Well, none of this has anything to do with me, but I’ll give it a shot. Personally, I think defense mechanisms are for the weak, the bedwetter type. I might pee my pants when a custom’s launch suddenly appears out of nowhere and fires one off my bow, but that doesn’t really count because that‘s a perfectly natural reaction, not neurotic or anything, is it?
And punching a hole in the wall is just chickenshit. If somebody pisses me off, I punch them, not some fucking wall. It’s easier on the knuckles and I don’t know the first thing about drywall, anyway, other than it’s a pain in the ass. Punch the wall. That’s just fucking stupid. But don’t get me wrong, I really am a pretty nice guy, not really violent or anything. Well, not violent unless some motherfucker deserves it.
But not women. Women are different. If you’ve ever broke one’s jaw, even if she deserved it, you’d never hear the end of it. They can smart off all they want and get away with it, man. They can say shit no man could get away with, no man would even have the balls to say to another man. And they just fuck with your head like that. Then they go off and laugh about it with their little pissy girlfriends. Big fucking joke.
Like my wife. She’s such a bitch. It’s weird. The bitchier she gets, the more I want to buy her things. Can’t figure that one out. Fuck it. She’s good in bed, is good to our kids—so what’s there to figure out? Overthinking some things will just fuck things up even more sometimes. Everything’s cool.

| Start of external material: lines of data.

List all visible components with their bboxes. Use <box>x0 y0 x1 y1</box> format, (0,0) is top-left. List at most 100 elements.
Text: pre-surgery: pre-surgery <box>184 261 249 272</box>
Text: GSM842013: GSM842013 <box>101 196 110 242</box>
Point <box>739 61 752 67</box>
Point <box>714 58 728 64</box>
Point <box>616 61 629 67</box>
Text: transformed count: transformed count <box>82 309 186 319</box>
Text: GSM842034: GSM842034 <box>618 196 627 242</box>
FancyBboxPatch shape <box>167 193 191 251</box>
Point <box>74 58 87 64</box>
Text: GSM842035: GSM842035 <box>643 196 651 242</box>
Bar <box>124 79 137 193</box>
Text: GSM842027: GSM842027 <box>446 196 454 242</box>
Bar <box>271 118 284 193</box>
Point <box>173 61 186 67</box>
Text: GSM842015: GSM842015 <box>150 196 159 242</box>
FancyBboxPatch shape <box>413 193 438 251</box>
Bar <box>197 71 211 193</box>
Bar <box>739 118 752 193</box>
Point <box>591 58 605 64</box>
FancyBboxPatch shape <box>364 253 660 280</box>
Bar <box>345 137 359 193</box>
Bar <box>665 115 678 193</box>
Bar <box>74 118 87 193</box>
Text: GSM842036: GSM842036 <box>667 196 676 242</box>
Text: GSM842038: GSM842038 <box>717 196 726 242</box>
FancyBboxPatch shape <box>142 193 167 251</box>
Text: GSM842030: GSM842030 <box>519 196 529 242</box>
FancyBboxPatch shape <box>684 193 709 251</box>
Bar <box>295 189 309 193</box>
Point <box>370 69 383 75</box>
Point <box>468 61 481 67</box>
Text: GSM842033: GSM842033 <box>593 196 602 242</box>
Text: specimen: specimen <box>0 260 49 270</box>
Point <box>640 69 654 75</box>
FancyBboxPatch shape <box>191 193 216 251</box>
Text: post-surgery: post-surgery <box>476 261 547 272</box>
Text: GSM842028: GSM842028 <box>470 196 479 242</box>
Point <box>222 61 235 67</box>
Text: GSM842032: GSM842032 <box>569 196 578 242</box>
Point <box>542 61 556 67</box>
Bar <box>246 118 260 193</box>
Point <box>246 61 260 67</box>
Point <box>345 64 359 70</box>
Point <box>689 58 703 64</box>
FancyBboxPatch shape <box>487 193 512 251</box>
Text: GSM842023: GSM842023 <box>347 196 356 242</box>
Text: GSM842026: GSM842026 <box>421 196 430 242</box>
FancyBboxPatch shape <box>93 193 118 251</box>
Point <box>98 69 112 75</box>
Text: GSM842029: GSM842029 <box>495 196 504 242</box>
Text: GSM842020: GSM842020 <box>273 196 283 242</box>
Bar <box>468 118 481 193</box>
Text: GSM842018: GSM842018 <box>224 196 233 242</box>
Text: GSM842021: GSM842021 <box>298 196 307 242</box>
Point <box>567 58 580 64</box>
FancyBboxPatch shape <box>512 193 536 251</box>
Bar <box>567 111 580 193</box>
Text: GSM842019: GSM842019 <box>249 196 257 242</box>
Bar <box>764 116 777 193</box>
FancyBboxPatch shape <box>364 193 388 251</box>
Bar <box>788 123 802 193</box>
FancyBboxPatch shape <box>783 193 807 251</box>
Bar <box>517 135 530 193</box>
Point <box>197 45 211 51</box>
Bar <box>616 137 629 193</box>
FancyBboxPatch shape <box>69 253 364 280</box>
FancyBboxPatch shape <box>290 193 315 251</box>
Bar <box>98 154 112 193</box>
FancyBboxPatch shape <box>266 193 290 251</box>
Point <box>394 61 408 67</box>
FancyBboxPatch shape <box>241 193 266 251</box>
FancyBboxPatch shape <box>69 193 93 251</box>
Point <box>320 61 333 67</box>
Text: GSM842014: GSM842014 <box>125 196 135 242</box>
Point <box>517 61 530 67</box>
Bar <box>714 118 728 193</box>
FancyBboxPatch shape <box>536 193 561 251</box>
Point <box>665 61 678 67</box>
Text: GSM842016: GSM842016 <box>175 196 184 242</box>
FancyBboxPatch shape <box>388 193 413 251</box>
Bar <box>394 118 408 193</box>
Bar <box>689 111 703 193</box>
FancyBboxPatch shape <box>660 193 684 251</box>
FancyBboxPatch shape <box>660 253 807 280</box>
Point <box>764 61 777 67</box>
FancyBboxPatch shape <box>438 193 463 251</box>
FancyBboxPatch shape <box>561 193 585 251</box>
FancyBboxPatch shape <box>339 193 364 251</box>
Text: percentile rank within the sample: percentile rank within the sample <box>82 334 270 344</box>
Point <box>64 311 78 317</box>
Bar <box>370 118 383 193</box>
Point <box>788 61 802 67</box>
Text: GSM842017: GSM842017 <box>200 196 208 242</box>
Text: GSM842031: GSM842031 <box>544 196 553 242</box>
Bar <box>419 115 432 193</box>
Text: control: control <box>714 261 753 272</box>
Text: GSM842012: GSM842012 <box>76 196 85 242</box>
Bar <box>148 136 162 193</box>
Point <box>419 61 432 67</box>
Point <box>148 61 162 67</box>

That’s what the cat is for. I just kick that fucker every time Linda pisses me off. Therapy. His name is Ziggy, as in Sigmund, as in Freud. Little bastard keeps me out of jail. And it’s cool how that fucker always lands on his feet. I read once that a cat’s joints are loosely connected or something so they can withstand incredible falls and impacts. Amazing animals. That’s why I like cats. Fucking survivors. So, it really doesn’t hurt Ziggy when I kick him. It’s like that is what he’s made for. It’s his job. Anyway, he always comes back for food and then I make it up to him. When things cool down we have our quality time and I pet him, feeding him kibble. What a dumbass. Ziggy’s my bitch, ha ha.
Nah. None of this defense shit has anything to do with me. I’m as normal as everybody else I know. We all have our quirks, sure. Hell, look at the TV, the reality shows. Those people are batshit crazy next to me, Linda, and our friends. Hey, we have nice cars and live in neighborhoods with clean lawns. Not like some of those crazy assholes. I make good money. My kid is the star pitcher on his Little League team and my little girl brings home straight A’s. Linda’s got an ass on her you can bounce quarters off of. What do I need defense mechanisms for? Nobody can touch me. I got it all.